Taking the key out of the ignition, I stretch to unlock the glove compartment. The truck rocks.
“Ma'am, don't move. What is your name?”
“Corki.”
“Corki, I'm Officer Bill Roberts with the Los Angeles Police Department. You're going to have to hold still until the fire department can get here to secure your car so we can get you out of there.” He is kneeling down on the street, not two feet away from me.
“It's not going to catch fire, is it? I just filled it with gas,” I say, panicking.
“Corki, you're fine. Gas isn't leaking. Are you hurt anywhere?”
“I'm not hurting, but I'm shaking and I can't seem to stop.”
Officer Bill reaches through the windshield and holds my hand. Just as he takes it, a thick stream of blood rolls out of my hairline, down my forehead and down the ridge of my nose. I pull my hand away and wipe at the warm wetness streaming down my face.

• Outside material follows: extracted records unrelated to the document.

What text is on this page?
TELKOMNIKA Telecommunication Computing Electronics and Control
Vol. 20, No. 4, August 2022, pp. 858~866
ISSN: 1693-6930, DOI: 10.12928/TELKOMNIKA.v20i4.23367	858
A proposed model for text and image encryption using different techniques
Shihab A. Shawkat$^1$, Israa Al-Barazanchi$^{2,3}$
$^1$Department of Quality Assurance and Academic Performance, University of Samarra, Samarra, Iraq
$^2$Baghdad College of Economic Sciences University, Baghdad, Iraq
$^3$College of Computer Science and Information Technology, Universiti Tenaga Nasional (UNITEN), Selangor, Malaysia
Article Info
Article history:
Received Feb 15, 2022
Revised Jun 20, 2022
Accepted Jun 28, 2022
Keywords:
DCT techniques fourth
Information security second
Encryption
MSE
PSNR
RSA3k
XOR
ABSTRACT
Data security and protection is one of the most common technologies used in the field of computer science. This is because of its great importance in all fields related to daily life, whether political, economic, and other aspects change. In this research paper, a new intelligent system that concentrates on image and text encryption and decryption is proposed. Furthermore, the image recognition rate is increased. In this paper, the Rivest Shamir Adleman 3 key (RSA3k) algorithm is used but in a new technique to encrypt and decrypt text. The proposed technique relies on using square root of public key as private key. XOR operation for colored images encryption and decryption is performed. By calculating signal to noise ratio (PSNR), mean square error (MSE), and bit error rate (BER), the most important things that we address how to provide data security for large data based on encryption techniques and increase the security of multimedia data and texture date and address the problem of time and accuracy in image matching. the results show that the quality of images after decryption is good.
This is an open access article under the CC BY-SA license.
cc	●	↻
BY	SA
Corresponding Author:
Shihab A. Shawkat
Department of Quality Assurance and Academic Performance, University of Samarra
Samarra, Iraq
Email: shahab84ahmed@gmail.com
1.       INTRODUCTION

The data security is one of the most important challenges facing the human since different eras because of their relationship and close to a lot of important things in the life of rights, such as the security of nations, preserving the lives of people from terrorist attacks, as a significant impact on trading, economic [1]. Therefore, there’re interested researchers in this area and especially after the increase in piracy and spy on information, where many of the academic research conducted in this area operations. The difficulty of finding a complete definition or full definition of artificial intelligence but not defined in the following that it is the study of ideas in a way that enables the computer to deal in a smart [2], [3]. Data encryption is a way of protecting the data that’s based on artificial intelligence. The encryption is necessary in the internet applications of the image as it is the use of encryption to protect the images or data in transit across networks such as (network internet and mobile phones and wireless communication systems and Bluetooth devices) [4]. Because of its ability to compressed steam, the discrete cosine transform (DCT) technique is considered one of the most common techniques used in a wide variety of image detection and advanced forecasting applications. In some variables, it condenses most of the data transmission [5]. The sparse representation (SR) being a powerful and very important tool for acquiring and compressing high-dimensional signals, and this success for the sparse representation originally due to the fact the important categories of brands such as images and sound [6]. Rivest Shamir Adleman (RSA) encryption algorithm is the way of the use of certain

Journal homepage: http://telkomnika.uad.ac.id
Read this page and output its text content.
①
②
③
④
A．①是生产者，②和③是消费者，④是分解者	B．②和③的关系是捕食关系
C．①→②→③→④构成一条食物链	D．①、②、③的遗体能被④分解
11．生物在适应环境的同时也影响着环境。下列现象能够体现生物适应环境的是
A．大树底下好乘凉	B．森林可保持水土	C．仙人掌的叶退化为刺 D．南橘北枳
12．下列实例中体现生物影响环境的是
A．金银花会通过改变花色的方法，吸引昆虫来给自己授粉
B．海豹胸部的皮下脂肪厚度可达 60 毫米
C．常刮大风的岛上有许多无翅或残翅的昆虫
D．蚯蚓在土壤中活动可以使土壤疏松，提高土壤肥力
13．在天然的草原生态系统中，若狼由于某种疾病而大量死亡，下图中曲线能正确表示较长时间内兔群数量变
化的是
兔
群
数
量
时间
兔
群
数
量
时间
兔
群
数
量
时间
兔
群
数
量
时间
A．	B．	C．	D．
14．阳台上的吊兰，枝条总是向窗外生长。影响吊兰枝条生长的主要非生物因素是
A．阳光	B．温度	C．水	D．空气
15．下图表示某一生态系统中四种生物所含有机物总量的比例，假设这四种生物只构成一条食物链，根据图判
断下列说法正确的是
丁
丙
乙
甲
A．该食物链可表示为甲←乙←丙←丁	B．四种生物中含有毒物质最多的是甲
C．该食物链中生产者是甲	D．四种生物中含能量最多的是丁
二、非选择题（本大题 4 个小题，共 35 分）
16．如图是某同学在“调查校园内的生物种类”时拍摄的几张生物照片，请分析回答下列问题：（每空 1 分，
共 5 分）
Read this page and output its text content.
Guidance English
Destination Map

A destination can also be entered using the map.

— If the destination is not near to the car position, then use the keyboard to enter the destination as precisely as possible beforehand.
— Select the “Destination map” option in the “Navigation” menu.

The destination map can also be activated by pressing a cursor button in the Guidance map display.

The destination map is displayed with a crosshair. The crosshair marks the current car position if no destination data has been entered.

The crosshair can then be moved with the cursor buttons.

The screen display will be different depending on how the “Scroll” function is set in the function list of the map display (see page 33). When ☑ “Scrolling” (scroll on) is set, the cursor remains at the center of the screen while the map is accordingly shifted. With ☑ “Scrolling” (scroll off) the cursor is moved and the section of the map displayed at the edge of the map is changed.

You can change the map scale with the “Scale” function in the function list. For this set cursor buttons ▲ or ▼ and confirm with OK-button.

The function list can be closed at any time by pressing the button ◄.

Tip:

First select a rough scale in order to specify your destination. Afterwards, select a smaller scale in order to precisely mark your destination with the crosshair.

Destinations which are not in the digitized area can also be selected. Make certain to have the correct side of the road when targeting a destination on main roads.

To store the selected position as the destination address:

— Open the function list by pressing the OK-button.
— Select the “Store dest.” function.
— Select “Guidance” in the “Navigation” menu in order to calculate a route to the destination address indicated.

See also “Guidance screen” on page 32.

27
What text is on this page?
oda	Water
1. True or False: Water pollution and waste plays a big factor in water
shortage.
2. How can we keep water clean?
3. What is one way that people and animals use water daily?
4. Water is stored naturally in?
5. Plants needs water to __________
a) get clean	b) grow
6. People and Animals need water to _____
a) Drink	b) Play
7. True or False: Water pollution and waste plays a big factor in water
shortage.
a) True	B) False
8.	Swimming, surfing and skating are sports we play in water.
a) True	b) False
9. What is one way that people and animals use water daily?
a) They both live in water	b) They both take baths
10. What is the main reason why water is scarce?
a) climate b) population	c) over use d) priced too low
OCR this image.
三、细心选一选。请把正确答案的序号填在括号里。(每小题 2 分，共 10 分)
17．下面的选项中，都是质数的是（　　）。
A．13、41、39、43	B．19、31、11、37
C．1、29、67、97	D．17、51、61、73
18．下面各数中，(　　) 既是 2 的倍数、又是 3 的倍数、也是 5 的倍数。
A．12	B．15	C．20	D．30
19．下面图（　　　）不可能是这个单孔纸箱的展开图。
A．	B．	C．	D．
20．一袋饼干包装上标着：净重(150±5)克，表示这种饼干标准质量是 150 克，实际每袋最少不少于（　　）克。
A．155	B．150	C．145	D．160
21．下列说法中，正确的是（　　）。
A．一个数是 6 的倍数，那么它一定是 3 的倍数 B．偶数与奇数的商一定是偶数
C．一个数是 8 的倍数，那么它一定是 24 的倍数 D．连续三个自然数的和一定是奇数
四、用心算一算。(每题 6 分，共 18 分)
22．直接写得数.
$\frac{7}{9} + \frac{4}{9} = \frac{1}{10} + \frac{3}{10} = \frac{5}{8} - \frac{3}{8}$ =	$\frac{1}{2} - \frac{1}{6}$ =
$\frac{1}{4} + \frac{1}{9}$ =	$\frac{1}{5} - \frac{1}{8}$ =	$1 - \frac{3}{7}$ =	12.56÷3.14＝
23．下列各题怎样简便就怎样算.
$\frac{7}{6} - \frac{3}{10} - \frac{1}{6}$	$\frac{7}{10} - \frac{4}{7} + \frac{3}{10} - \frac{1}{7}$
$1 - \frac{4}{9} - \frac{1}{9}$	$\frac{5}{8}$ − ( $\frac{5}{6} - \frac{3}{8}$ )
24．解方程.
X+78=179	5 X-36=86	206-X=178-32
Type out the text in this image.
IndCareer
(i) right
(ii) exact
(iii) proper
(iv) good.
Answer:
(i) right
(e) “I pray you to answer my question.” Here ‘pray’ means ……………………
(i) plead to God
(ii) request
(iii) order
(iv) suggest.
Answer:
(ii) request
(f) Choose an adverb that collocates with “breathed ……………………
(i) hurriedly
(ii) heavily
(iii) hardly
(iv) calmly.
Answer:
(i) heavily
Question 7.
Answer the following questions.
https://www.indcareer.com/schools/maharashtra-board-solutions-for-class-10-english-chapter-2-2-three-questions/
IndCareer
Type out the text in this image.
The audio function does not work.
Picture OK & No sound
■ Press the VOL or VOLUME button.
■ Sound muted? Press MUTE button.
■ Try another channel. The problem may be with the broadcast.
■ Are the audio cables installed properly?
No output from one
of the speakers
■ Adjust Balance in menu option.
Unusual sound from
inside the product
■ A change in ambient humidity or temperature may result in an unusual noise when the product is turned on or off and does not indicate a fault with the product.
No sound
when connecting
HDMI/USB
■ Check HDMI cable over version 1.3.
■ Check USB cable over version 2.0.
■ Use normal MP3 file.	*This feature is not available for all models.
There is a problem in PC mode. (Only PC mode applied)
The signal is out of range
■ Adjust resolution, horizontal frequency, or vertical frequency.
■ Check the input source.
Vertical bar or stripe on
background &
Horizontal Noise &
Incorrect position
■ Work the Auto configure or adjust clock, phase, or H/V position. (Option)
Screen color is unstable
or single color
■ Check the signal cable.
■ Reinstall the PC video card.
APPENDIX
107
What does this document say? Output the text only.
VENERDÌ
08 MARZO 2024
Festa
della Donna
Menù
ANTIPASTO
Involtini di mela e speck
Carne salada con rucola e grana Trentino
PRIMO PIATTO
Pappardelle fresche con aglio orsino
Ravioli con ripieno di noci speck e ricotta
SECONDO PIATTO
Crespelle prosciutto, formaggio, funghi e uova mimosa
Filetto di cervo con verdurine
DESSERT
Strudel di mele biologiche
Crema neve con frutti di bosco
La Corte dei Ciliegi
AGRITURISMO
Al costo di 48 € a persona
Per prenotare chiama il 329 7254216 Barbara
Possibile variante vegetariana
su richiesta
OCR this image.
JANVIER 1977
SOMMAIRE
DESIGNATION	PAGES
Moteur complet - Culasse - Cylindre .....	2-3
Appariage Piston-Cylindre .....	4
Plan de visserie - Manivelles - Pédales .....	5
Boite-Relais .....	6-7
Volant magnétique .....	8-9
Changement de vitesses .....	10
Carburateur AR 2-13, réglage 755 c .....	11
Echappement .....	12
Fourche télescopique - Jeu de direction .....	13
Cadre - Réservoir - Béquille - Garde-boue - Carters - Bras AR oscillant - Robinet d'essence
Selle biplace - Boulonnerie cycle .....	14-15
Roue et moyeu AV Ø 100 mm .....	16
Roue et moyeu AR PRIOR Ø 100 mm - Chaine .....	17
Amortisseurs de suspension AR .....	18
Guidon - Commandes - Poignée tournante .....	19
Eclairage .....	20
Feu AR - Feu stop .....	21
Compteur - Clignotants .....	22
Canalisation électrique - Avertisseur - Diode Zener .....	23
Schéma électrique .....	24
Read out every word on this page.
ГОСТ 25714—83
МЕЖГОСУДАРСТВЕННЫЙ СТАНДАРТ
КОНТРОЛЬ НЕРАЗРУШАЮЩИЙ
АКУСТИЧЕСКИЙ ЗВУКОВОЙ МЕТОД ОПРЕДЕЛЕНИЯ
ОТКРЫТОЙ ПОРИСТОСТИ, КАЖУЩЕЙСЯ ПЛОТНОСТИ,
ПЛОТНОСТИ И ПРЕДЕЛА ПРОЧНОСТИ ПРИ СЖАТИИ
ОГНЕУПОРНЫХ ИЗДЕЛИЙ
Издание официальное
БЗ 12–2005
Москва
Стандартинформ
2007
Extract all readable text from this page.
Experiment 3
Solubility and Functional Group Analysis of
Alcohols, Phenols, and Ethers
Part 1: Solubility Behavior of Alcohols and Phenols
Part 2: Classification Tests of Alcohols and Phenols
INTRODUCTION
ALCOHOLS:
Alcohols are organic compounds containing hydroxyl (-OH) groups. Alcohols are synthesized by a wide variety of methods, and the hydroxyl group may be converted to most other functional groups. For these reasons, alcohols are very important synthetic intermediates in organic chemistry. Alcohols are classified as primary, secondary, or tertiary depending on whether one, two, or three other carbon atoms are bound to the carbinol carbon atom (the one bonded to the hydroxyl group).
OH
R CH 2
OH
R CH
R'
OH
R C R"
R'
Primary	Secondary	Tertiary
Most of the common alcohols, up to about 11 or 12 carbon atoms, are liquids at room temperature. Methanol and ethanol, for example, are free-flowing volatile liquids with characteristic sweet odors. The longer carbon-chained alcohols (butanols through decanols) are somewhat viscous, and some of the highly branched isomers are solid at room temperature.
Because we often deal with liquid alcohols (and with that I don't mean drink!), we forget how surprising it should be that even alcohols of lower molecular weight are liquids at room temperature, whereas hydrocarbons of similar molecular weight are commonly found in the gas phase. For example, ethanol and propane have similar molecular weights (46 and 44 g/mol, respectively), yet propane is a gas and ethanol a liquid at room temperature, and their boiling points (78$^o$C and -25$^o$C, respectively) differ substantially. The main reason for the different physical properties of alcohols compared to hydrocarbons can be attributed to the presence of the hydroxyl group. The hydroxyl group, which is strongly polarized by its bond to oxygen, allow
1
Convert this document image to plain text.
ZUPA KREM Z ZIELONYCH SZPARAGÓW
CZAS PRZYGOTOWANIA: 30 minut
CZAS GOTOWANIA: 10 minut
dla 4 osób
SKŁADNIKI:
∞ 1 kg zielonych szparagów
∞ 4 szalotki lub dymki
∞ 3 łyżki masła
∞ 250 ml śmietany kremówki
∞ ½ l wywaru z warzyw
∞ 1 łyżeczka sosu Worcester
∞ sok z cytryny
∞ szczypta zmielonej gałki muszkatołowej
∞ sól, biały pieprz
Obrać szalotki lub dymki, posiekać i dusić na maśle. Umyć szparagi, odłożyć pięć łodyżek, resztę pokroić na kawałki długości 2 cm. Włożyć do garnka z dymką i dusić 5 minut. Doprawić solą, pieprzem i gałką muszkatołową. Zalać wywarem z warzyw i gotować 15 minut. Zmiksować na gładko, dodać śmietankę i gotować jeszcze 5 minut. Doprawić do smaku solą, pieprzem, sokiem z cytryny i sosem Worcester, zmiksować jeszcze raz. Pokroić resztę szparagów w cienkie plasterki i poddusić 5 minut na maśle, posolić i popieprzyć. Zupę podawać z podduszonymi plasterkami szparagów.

“I'm bleeding from my head.”
“Corki, I see it. The ambulance is pulling up right now.”
“I don't want to go to the hospital. I have to pick up my son from school.”
“Slow down, Corki. We need to get you out of here first and then we'll get your son situated. L.A. schools don't let out for another hour and a half. Your son's fine.”
“Officer Bob, I have a CCW, sir.”
“Corki, calm down.”
“Please, Bob, listen to me.”
“It's Bill, and I'm listening, but you need to calm down and not move around so much. Did you have your seatbelt on when you were hit?”
“Yes. Please, listen to me before anyone else walks over here. I have a CCW and a loaded weapon in my glove compartment. I also have other things in there that could have jammed against the gun. I don't want anyone to get shot. Do you hear me?”
He pats my hand.
“Okay, Corki, hold on and do not try to open the glove compartment. Hold still while I go talk to my partner.”
I sit as still as I can.
Half an hour later, a handsome fireman leans his face close to my windshield. I smile at him and wonder if it's a requirement for the Los Angeles Fire Department trainees to be gorgeous as well as skilled. I can't recall ever seeing an ugly one in Los Angeles.
“Hi, Corki,” he says.
“Hi. I'm getting cramped in here. Can I get out soon?” I ask.
“Can you move your limbs? I see a laceration on your scalp, but are you hurt anywhere else? Any numbness?” he asks.
“My legs are starting to fall asleep, but it's just from being in the same position for so long. I can move. I'm not hurt.”
“Corki, tomorrow you may feel pain in your neck and other places in your muscles, so I'd refrain from making statements saying that you're not hurt,” Gorgeous offers.
Legal and medical advice. I shut up.
“Okay, Corki, we have the truck supported. Do you have the ignition key?”
I hold up my hand with the key in it.
“Okay, I want you to put it in and turn the key on, but not the car. Don't turn over the engine.”
I do so and my dashboard lights spring to life.
“Now, push the button on your console between the seats and see if it will roll down the rear window.”